Section 5 provides for the mandatory imposition of orderly marketing limitations in the event of an affirmative finding by the Secretary. It authorizes a Presidential proclamation which would establish annual quotas based upon the larger of either (1) 15 per cent of domestic production for each preceding calendar year, or (2) the average of the annual imports for each of the five immediately preceding calendar years. A quota level adopted under the second alternative would be annually adjusted to reflect changes in the level of domestic production in the preceding year as compared with the average of the second and third preceding years. Also, where domestic production in the preceding calendar year has increased, a quota level adopted under either of the alternatives would be adjusted upward to the extent of 1 per cent of such domestic production.
Section 6 authorizes the President to negotiate international import agreements as an alternative to imposing quotas.
Section 7 creates a mechanism for allocation of U.S. import quotas among the supplying countries. The allocation would be based upon historic practice, subject to consideration of pertinent special factors which have affected or may affect the trade in such articles.
Section 8 authorizes the President to provide additional relief to injured firms and workers through adjustment assistance under the Trade Expansion Act of 1962.

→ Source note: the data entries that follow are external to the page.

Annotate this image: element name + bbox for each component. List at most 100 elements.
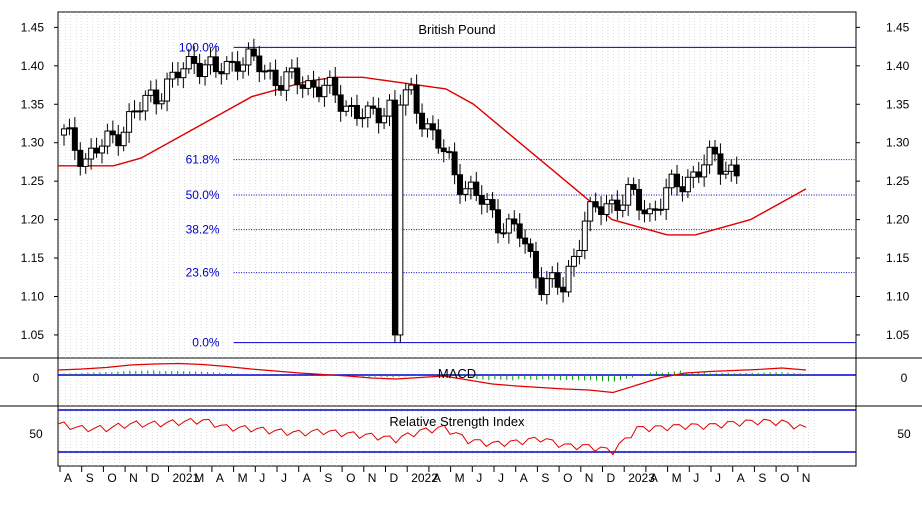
candle-body: [630, 184, 637, 190]
candle-layer: [61, 38, 740, 343]
candle-body: [522, 237, 529, 245]
candle-body: [451, 151, 458, 176]
candle-body: [288, 67, 295, 73]
candle-body: [402, 89, 409, 106]
candle-body: [511, 218, 518, 225]
x-tick-label: A: [737, 471, 745, 485]
candle-body: [473, 181, 480, 196]
candle-body: [462, 188, 469, 195]
candle-body: [516, 223, 523, 239]
y-tick-label-left: 1.20: [21, 213, 45, 227]
y-tick-label-left: 1.25: [21, 174, 45, 188]
x-tick-label: N: [368, 471, 377, 485]
candle-body: [505, 218, 512, 234]
rsi-level-label-right: 50: [897, 427, 911, 441]
candle-body: [359, 117, 366, 120]
candle-body: [538, 277, 545, 296]
candle-body: [381, 115, 388, 124]
moving-average-line: [58, 76, 807, 236]
candle-body: [212, 56, 219, 73]
x-tick-label: D: [390, 471, 399, 485]
candle-body: [549, 272, 556, 280]
x-tick-label: O: [346, 471, 355, 485]
candle-body: [169, 71, 176, 80]
x-tick-label: O: [107, 471, 116, 485]
rsi-line: [57, 417, 807, 456]
x-tick-label: M: [238, 471, 248, 485]
candle-body: [267, 69, 274, 72]
y-tick-label-right: 1.30: [886, 136, 910, 150]
candle-body: [581, 220, 588, 252]
y-tick-label-right: 1.35: [886, 97, 910, 111]
macd-title: MACD: [438, 366, 476, 381]
candle-body: [695, 171, 702, 178]
x-tick-label: S: [541, 471, 549, 485]
candle-body: [684, 176, 691, 193]
y-tick-label-right: 1.20: [886, 213, 910, 227]
macd-layer: [57, 362, 856, 394]
candle-body: [429, 123, 436, 131]
candle-body: [722, 170, 729, 175]
fibonacci-label: 50.0%: [186, 188, 220, 202]
candle-body: [272, 69, 279, 87]
y-tick-label-right: 1.40: [886, 59, 910, 73]
candle-body: [164, 78, 171, 102]
candle-body: [701, 164, 708, 178]
candle-body: [646, 208, 653, 215]
candle-body: [619, 204, 626, 211]
moving-average-layer: [58, 76, 807, 236]
x-tick-label: J: [281, 471, 287, 485]
x-tick-label: A: [650, 471, 658, 485]
candle-body: [592, 201, 599, 208]
candle-body: [196, 62, 203, 78]
candle-body: [668, 173, 675, 189]
x-tick-label: A: [433, 471, 441, 485]
x-tick-label: A: [216, 471, 224, 485]
candle-body: [652, 208, 659, 211]
fibonacci-label: 23.6%: [186, 266, 220, 280]
y-tick-label-left: 1.40: [21, 59, 45, 73]
candle-body: [261, 70, 268, 73]
candle-body: [679, 186, 686, 193]
x-tick-label: J: [693, 471, 699, 485]
candle-body: [348, 104, 355, 107]
candle-body: [565, 265, 572, 293]
candle-body: [191, 56, 198, 64]
x-tick-label: O: [563, 471, 572, 485]
x-tick-label: 2021: [173, 471, 200, 485]
x-tick-label: M: [194, 471, 204, 485]
candle-body: [93, 147, 100, 154]
candle-body: [229, 60, 236, 63]
candle-body: [299, 84, 306, 89]
y-tick-label-right: 1.25: [886, 174, 910, 188]
candle-body: [115, 134, 122, 147]
candle-body: [88, 147, 95, 160]
x-tick-label: D: [151, 471, 160, 485]
x-tick-label: S: [324, 471, 332, 485]
y-tick-label-right: 1.45: [886, 20, 910, 34]
candle-body: [690, 171, 697, 178]
y-tick-label-right: 1.15: [886, 251, 910, 265]
candle-body: [712, 146, 718, 155]
candle-body: [543, 278, 550, 296]
candle-body: [337, 94, 344, 112]
candle-body: [413, 84, 420, 114]
candle-body: [234, 61, 241, 72]
candle-body: [153, 89, 160, 105]
rsi-layer: [57, 409, 856, 456]
candle-body: [397, 104, 404, 336]
candle-body: [174, 71, 181, 79]
candle-body: [706, 146, 713, 166]
x-tick-label: N: [802, 471, 811, 485]
x-tick-label: N: [585, 471, 594, 485]
y-tick-label-left: 1.15: [21, 251, 45, 265]
candle-body: [245, 48, 252, 66]
candle-body: [625, 184, 632, 206]
candle-body: [283, 71, 290, 91]
candle-body: [131, 110, 138, 113]
candle-body: [223, 60, 230, 75]
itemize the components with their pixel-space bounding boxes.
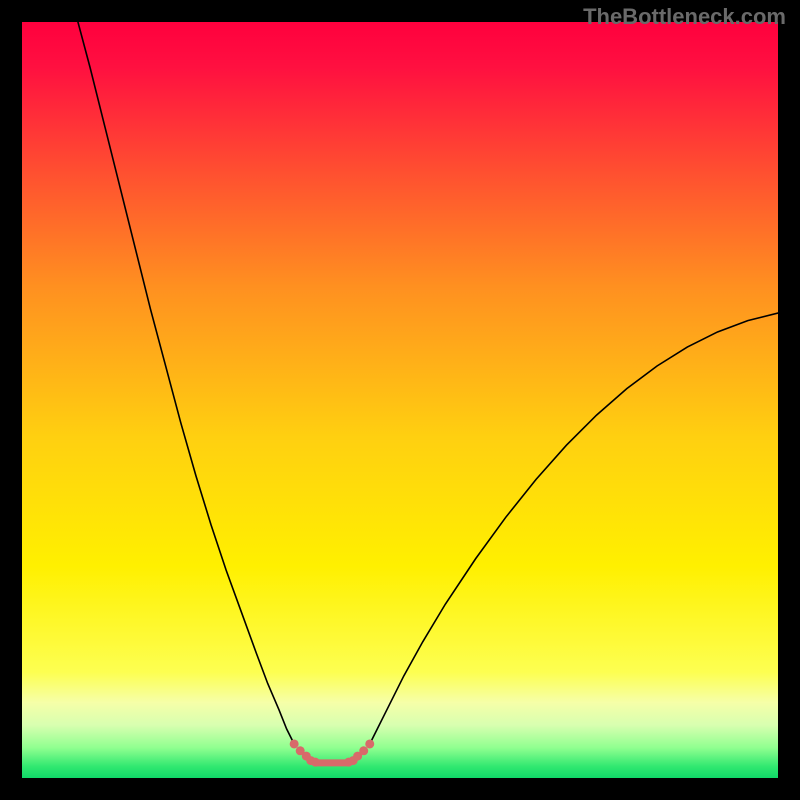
root-container: TheBottleneck.com [0,0,800,800]
optimal-zone-dot [290,739,299,748]
chart-svg [22,22,778,778]
plot-area [22,22,778,778]
gradient-background [22,22,778,778]
optimal-zone-dot [311,758,320,767]
watermark-text: TheBottleneck.com [583,4,786,30]
optimal-zone-dot [365,739,374,748]
optimal-zone-dot [359,746,368,755]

Section 9 authorizes the President in his discretion to take any of the substantive actions specified in the bill upon notification by the Secretary that an industry is otherwise qualified for relief but for the fact that imports are more than 10 percent but less than 15 per cent of the domestic production.
Section 10 provides for a re-evaluation by the President three years after relief had first been granted. The President has discretionary authority to terminate relief at this time; in no case may a proclamation or adjustment assistance remain in effect for a period of longer than ten years.
Section 11 insures that the bill will not disturb quotas established pursuant to other federal laws.